Стихи и проза | Чертополох |
|
повесть
(продолжение)
6
«Вот ведь занесло... – он огляделся по сторонам. Ни души. – Одиночества захотелось? Мне что ли?.. Ну, землепроходец! Чтоб тебе...» – всё ещё ворчал Андрей Николаевич, направляясь домой.
Незаметно мысли его вернулись к чертежам, свёрнутым в плотную трубку и лежащим в футляре. Футляр был не где-нибудь за тридевять земель отсюда, а вон в той избе. В груди потеплело. Он зашагал быстрее, подгоняемый сладостным нетерпением.
Дома он тщательно убрал со стола, подмёл пол и долго мыл посуду. Занятие пустяковое, но и за ним можно кое о чём подумать.
Наконец и с этим было покончено.
Не спеша, с явным удовольствием извлёк он из рюкзака «рабочую мелочь»: рейсшину, треугольники, логарифмическую линейку, карандаши, коробочку с кнопками и скрепками. Каждая мелочь вскоре находила своё место на столе.
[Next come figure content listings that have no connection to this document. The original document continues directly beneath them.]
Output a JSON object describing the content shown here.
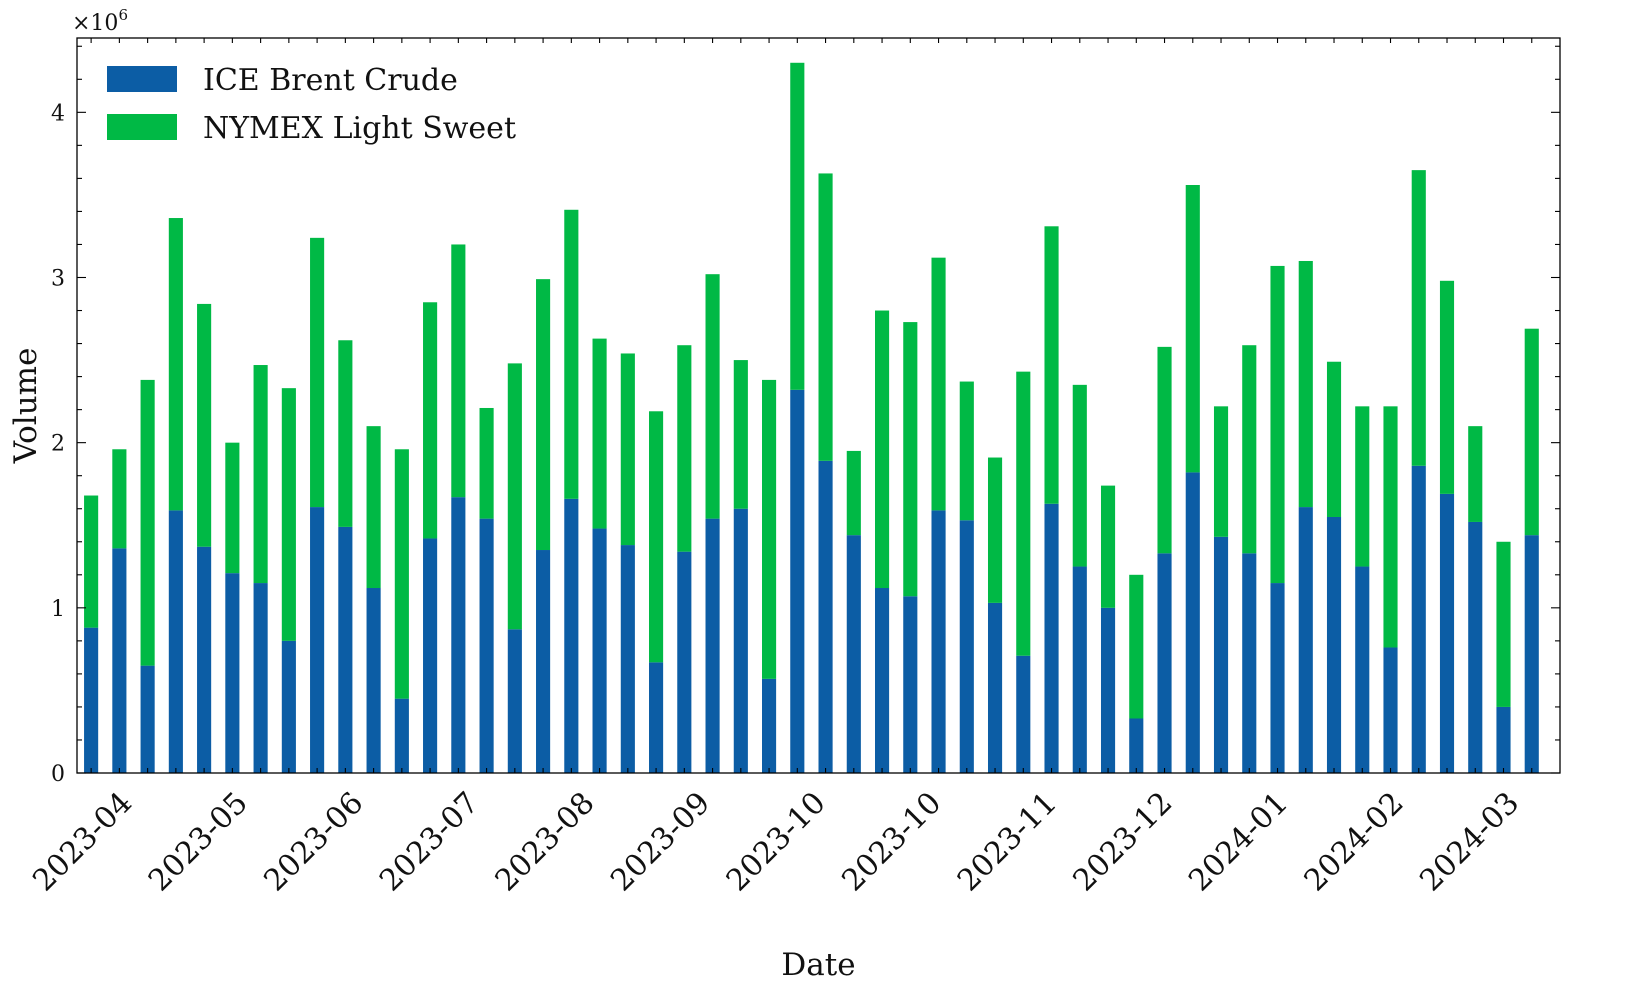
{
  "chart_data": {
    "type": "bar",
    "stacked": true,
    "xlabel": "Date",
    "ylabel": "Volume",
    "y_multiplier_label": "×10",
    "y_multiplier_exponent": "6",
    "ylim": [
      0,
      4.45
    ],
    "y_ticks": [
      0,
      1,
      2,
      3,
      4
    ],
    "x_tick_labels": [
      "2023-04",
      "2023-05",
      "2023-06",
      "2023-07",
      "2023-08",
      "2023-09",
      "2023-10",
      "2023-10",
      "2023-11",
      "2023-12",
      "2024-01",
      "2024-02",
      "2024-03"
    ],
    "legend_position": "top-left",
    "series": [
      {
        "name": "ICE Brent Crude",
        "color": "#0C5DA5",
        "values": [
          0.88,
          1.36,
          0.65,
          1.59,
          1.37,
          1.21,
          1.15,
          0.8,
          1.61,
          1.49,
          1.12,
          0.45,
          1.42,
          1.67,
          1.54,
          0.87,
          1.35,
          1.66,
          1.48,
          1.38,
          0.67,
          1.34,
          1.54,
          1.6,
          0.57,
          2.32,
          1.89,
          1.44,
          1.12,
          1.07,
          1.59,
          1.53,
          1.03,
          0.71,
          1.63,
          1.25,
          1.0,
          0.33,
          1.33,
          1.82,
          1.43,
          1.33,
          1.15,
          1.61,
          1.55,
          1.25,
          0.76,
          1.86,
          1.69,
          1.52,
          0.4,
          1.44
        ]
      },
      {
        "name": "NYMEX Light Sweet",
        "color": "#00B945",
        "values": [
          0.8,
          0.6,
          1.73,
          1.77,
          1.47,
          0.79,
          1.32,
          1.53,
          1.63,
          1.13,
          0.98,
          1.51,
          1.43,
          1.53,
          0.67,
          1.61,
          1.64,
          1.75,
          1.15,
          1.16,
          1.52,
          1.25,
          1.48,
          0.9,
          1.81,
          1.98,
          1.74,
          0.51,
          1.68,
          1.66,
          1.53,
          0.84,
          0.88,
          1.72,
          1.68,
          1.1,
          0.74,
          0.87,
          1.25,
          1.74,
          0.79,
          1.26,
          1.92,
          1.49,
          0.94,
          0.97,
          1.46,
          1.79,
          1.29,
          0.58,
          1.0,
          1.25
        ]
      }
    ]
  }
}
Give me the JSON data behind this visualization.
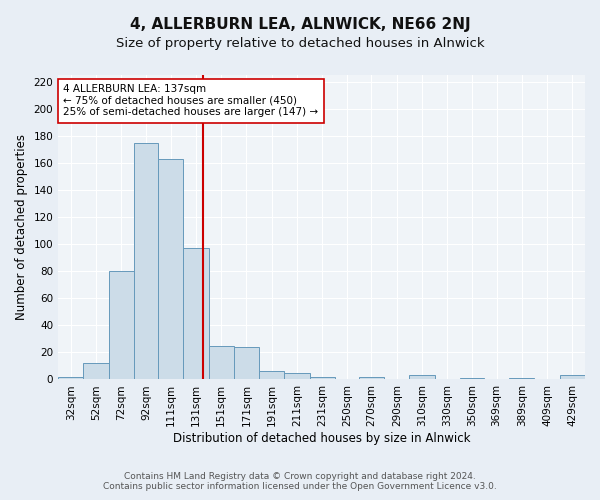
{
  "title": "4, ALLERBURN LEA, ALNWICK, NE66 2NJ",
  "subtitle": "Size of property relative to detached houses in Alnwick",
  "xlabel": "Distribution of detached houses by size in Alnwick",
  "ylabel": "Number of detached properties",
  "footer_lines": [
    "Contains HM Land Registry data © Crown copyright and database right 2024.",
    "Contains public sector information licensed under the Open Government Licence v3.0."
  ],
  "bin_labels": [
    "32sqm",
    "52sqm",
    "72sqm",
    "92sqm",
    "111sqm",
    "131sqm",
    "151sqm",
    "171sqm",
    "191sqm",
    "211sqm",
    "231sqm",
    "250sqm",
    "270sqm",
    "290sqm",
    "310sqm",
    "330sqm",
    "350sqm",
    "369sqm",
    "389sqm",
    "409sqm",
    "429sqm"
  ],
  "bin_edges": [
    22,
    42,
    62,
    82,
    101,
    121,
    141,
    161,
    181,
    201,
    221,
    241,
    260,
    280,
    300,
    320,
    340,
    359,
    379,
    399,
    419,
    439
  ],
  "bar_heights": [
    2,
    12,
    80,
    175,
    163,
    97,
    25,
    24,
    6,
    5,
    2,
    0,
    2,
    0,
    3,
    0,
    1,
    0,
    1,
    0,
    3
  ],
  "bar_color": "#ccdce8",
  "bar_edge_color": "#6699bb",
  "vline_x": 137,
  "vline_color": "#cc0000",
  "annotation_line1": "4 ALLERBURN LEA: 137sqm",
  "annotation_line2": "← 75% of detached houses are smaller (450)",
  "annotation_line3": "25% of semi-detached houses are larger (147) →",
  "annotation_box_color": "#ffffff",
  "annotation_box_edge": "#cc0000",
  "ylim": [
    0,
    225
  ],
  "yticks": [
    0,
    20,
    40,
    60,
    80,
    100,
    120,
    140,
    160,
    180,
    200,
    220
  ],
  "bg_color": "#e8eef5",
  "plot_bg_color": "#f0f4f8",
  "grid_color": "#ffffff",
  "title_fontsize": 11,
  "subtitle_fontsize": 9.5,
  "axis_label_fontsize": 8.5,
  "tick_fontsize": 7.5,
  "annotation_fontsize": 7.5,
  "footer_fontsize": 6.5
}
Выложив рулон чертежей, он вдруг достал из рюкзака толстый технический журнал и... завалился на кровать. Это была обычная человеческая уловка оттянуть неминуемое.
Заголовок и первую фразу статьи он прочёл несколько раз, смутно ловя себя на том, что не понимает о чём идёт речь. Да, голова его уже давно была занята СВОИМИ мыслями. От этого просто так не отделаться. Он отбросил журнал. Необычно легко вскочил с кровати и сел к столу.
Белизна чистого листа ватмана всегда вызывала в нём чувство враждебности, потому что она дышала холодом безразличия. Стереть этот холод можно было только теплом человеческого ума и сердца. Борьба начиналась с первой линией... Он любил эти линии. Они воплощали жизнь. Иная появлялась неожиданно, словно само наитие водило его рукой. Иная – после долгих изматывающих раздумий. Но они всё более проясняли суть брезжущей идеи. Это была его работа. Она давала ему физическое ощущение риска и надежды на удачу...
За окном опять моросил мелкий дождь. Но если бы спросили его какая сейчас погода, он посмотрел бы в окно и, задумываясь, сказал бы: «Денёк – что надо!»
А в окно было видно открытое мокрое крыльцо. На нём, поджав хвост и лапы, сидел кот. Иная капля, из озорства, ударяла кота по уху. Он брезгливо встряхивал головой и ещё глубже поджимал лапы. По его усам пробегали мелкие шарики воды. На самых кончиках они превращались в прозрачные гирьки. Под их тяжестью усы гнулись, придавая морде кота невыразимо грустный вид.
Андрей Николаевич посматривал на него, но не видел. Вернее, видел, но не замечал. И если бы его спросили: «Что за кот там на крыльце?» он бы ответил: «Нет никакого кота. А тот, что приходил утром, ушёл».
Ну, сколько такое могло продолжаться?
Андрей Николаевич заметил наконец кота. И тут же ощутил в себе недавнюю досаду. И то, как тает в нём так внезапно пришедшая увлечённость. Теперь уже он не хотел видеть кота принципиально.
Принципиальности хватило надолго.
В конце концов то ли она (принципиальность), то ли вид кота начали его раздражать. Да и дело встало. Кончилось тем, что Андрей Николаевич решил выйти, подышать свежим воздухом.
Кот проскочил между косяком и дверью. Как показалось инженеру, щель была не шире ученической готовальни. Оценивая этот маневр кота, Андрей Николаевич произнёс вслух:
– Чёрт с тобой, раз сумел...
И пока на крыльце дышали полной грудью, кот терпеливо ждал в сенях. Ждал, когда откроют следующую дверь.
Андрей Николаевич захотел есть. Пора было заняться обедом.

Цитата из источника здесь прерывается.